ARM, desainer inti CPU yang berada di bawah kepemilikan SoftBank, tengah mengambil langkah strategis untuk memperkuat ekosistem desain semikonduktor Korea Selatan. Melalui kerja sama resmi dengan Kementerian Perdagangan, Industri, dan Energi Korea Selatan, perusahaan asal Inggris tersebut akan membangun sekolah desain chip khusus yang menargetkan pelatihan 1.400 tenaga ahli pada tahun 2030.
Langkah ini tentu bukan sekadar program pendidikan. Korea Selatan sedang berupaya mengejar ketertinggalan di sektor fabless, wilayah yang selama ini dikuasai pemain seperti Qualcomm, Nvidia, dan AMD.

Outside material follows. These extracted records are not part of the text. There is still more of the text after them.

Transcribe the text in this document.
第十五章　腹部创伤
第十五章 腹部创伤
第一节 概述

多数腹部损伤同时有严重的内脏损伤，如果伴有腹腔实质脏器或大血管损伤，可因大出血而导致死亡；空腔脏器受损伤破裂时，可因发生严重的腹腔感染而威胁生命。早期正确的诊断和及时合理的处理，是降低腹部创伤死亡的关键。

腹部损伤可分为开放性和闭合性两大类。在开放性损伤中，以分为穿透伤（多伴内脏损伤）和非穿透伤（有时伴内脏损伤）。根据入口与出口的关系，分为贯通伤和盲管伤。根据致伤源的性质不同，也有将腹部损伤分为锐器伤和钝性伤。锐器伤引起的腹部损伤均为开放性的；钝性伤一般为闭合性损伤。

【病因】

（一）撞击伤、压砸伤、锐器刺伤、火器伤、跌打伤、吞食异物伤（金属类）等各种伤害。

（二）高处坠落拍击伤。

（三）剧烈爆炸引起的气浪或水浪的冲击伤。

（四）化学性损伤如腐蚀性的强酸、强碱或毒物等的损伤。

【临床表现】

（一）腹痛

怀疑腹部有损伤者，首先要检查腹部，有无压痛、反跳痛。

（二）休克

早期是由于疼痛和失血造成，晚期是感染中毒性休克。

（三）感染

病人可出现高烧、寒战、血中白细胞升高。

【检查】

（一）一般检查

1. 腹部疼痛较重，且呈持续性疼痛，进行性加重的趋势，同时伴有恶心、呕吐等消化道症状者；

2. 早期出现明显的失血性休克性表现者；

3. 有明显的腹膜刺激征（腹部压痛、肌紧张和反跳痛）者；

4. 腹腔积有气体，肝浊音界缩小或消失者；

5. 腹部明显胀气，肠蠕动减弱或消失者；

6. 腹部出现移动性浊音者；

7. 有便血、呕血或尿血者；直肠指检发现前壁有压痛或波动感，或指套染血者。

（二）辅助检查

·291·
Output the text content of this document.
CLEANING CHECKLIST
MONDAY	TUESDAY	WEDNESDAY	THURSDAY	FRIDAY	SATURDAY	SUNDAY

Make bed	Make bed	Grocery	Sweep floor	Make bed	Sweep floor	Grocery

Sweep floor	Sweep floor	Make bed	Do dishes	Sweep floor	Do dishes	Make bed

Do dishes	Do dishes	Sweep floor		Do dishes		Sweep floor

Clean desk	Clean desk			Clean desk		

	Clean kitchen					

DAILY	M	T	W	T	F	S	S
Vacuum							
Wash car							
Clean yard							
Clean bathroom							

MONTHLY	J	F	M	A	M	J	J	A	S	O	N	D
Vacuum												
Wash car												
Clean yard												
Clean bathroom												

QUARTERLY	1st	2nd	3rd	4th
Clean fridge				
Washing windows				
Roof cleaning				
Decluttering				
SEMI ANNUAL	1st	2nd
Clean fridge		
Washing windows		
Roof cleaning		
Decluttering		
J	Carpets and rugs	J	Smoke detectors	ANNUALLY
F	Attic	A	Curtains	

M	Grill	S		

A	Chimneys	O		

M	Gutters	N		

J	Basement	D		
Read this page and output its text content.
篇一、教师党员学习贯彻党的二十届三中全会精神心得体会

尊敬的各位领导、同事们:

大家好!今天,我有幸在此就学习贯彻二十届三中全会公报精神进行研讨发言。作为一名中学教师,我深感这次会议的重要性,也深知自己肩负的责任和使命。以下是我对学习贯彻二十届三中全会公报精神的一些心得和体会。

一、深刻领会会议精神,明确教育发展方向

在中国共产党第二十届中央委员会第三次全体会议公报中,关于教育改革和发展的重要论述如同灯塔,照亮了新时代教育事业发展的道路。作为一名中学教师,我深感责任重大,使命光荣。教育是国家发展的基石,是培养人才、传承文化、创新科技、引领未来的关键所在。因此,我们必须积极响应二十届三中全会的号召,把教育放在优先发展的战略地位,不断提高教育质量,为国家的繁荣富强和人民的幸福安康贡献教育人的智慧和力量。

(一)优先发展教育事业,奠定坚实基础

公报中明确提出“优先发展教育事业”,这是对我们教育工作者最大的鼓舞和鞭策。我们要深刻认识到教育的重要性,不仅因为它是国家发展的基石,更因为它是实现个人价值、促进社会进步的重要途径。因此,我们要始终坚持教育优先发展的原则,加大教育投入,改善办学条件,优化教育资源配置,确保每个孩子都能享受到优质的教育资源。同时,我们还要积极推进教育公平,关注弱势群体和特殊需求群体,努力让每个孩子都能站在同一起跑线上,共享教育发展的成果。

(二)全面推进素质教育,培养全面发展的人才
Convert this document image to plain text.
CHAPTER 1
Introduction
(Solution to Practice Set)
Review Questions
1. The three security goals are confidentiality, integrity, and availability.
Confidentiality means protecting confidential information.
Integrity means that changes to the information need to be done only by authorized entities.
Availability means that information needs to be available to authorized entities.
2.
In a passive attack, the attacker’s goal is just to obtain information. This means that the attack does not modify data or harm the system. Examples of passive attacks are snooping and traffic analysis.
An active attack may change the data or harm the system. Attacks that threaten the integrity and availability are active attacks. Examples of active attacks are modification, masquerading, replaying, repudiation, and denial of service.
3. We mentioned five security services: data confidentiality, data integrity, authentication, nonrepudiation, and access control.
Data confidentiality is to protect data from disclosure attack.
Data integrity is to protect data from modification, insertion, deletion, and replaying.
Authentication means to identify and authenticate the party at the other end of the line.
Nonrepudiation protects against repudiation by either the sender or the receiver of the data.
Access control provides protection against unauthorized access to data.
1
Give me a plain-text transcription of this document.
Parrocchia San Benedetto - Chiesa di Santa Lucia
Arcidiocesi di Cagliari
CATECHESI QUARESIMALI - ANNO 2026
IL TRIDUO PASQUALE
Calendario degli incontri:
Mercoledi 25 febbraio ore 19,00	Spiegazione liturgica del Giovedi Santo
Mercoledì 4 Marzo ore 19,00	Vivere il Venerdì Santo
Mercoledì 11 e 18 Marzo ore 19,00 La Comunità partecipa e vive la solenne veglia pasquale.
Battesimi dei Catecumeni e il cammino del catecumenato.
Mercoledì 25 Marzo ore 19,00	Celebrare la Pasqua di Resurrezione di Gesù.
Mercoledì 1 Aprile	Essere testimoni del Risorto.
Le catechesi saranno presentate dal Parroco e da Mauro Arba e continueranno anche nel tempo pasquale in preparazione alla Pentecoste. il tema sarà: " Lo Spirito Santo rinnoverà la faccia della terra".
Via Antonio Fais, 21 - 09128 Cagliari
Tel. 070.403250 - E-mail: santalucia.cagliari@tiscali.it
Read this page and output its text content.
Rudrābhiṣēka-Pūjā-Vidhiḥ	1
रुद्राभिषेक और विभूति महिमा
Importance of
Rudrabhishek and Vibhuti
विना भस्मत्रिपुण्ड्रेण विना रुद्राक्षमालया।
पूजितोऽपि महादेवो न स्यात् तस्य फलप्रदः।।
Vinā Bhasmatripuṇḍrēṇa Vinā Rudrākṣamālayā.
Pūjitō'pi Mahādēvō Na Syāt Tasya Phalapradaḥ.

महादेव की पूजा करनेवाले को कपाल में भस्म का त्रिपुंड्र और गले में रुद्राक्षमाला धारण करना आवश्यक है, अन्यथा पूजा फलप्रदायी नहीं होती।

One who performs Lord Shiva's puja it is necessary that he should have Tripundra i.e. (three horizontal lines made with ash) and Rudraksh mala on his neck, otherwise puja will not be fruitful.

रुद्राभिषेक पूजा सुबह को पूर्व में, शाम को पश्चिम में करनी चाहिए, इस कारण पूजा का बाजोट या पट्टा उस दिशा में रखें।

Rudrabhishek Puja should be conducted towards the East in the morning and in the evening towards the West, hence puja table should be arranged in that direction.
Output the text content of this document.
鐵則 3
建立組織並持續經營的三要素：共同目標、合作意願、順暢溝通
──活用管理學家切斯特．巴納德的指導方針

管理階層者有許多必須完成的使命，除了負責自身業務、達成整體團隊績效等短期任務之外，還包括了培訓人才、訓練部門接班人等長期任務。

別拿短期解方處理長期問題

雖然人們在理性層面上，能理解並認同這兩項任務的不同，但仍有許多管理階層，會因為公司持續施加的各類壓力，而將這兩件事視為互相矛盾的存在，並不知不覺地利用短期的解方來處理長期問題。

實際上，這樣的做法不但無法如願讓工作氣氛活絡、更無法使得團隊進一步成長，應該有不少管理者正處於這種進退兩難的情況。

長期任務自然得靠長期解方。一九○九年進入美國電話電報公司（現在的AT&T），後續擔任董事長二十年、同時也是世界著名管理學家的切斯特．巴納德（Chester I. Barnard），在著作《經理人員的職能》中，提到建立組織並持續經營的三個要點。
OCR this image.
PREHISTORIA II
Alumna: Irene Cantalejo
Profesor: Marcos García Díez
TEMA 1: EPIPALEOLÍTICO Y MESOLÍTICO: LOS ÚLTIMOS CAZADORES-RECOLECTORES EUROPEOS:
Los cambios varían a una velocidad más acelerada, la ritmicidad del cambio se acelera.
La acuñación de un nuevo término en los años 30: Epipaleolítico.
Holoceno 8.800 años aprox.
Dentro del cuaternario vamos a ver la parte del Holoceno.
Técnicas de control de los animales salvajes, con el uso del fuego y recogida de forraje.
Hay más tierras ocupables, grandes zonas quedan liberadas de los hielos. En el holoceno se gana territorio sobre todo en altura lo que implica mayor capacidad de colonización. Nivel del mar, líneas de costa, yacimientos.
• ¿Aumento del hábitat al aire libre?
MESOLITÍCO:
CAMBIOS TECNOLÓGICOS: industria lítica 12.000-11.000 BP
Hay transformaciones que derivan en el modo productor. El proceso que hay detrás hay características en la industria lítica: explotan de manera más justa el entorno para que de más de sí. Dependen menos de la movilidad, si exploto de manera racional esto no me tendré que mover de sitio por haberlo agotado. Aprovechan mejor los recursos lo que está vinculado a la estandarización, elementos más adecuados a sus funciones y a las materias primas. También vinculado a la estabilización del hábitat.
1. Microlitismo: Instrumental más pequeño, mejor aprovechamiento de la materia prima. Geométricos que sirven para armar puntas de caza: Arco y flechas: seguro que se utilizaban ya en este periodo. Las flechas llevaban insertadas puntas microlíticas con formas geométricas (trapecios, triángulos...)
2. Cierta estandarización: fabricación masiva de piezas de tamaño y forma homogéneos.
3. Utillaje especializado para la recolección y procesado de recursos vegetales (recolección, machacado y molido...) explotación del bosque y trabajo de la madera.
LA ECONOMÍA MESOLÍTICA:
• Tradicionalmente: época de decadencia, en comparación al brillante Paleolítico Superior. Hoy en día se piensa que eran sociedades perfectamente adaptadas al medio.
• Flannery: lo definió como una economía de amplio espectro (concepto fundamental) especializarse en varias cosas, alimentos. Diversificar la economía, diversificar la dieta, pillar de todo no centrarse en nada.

Kehadiran sekolah desain ARM berpotensi mempercepat kemampuan teknis perusahaan lokal seperti Silicon Works, ADTechnology, Telechips, Nextchip, hingga startup AI seperti Rebellions dan FADU. Pemerintah Korea pun menambah dorongan dengan rencana mendirikan sekolah pascasarjana khusus semikonduktor.

Namun ambisi besar ini datang bersamaan dengan tantangan struktural. Dalam pertemuan terpisah antara Presiden Korea Selatan, Lee Jae-myung, dan Chairman SoftBank, Masayoshi Son, secara terang-terangan Son menyoroti empat fondasi menuju Artificial Superintelligence (ASI): energi, semikonduktor, data, dan pendidikan.
Dan di antara keempatnya, ia menyebut kelemahan terbesar Korea saat ini adalah kurangnya pasokan energi. Dalam konteks ini, keinginan membangun ekosistem AI berskala besar tampak berbenturan dengan realitas infrastruktur energi negara tersebut.
Son juga menilai bahwa rencana pembangunan pusat data di Korea masih “sangat kecil” untuk bersaing di tingkat global. Komentar yang menegaskan bahwa pendidikan dan talenta saja tidak cukup; ekosistem teknis harus mengikuti.
ARM memang bukan pemain baru di Korea. Melalui ARM Korea Ltd., perusahaan ini telah lama melisensikan desain CPU ke berbagai perusahaan lokal. Namun pembangunan sekolah khusus menandai komitmen jauh lebih dalam, sebuah upaya untuk mencetak talenta yang tidak hanya mengadopsi teknologi ARM, tetapi mampu merancang chip kompetitif di pasar global.
Jika Korea ingin menjadi kekuatan semikonduktor kelas dunia, kolaborasi ini bisa menjadi batu loncatan penting. Namun tanpa solusi untuk masalah energi dan infrastruktur, ambisi menuju ASI bisa menjadi perjalanan yang jauh lebih rumit.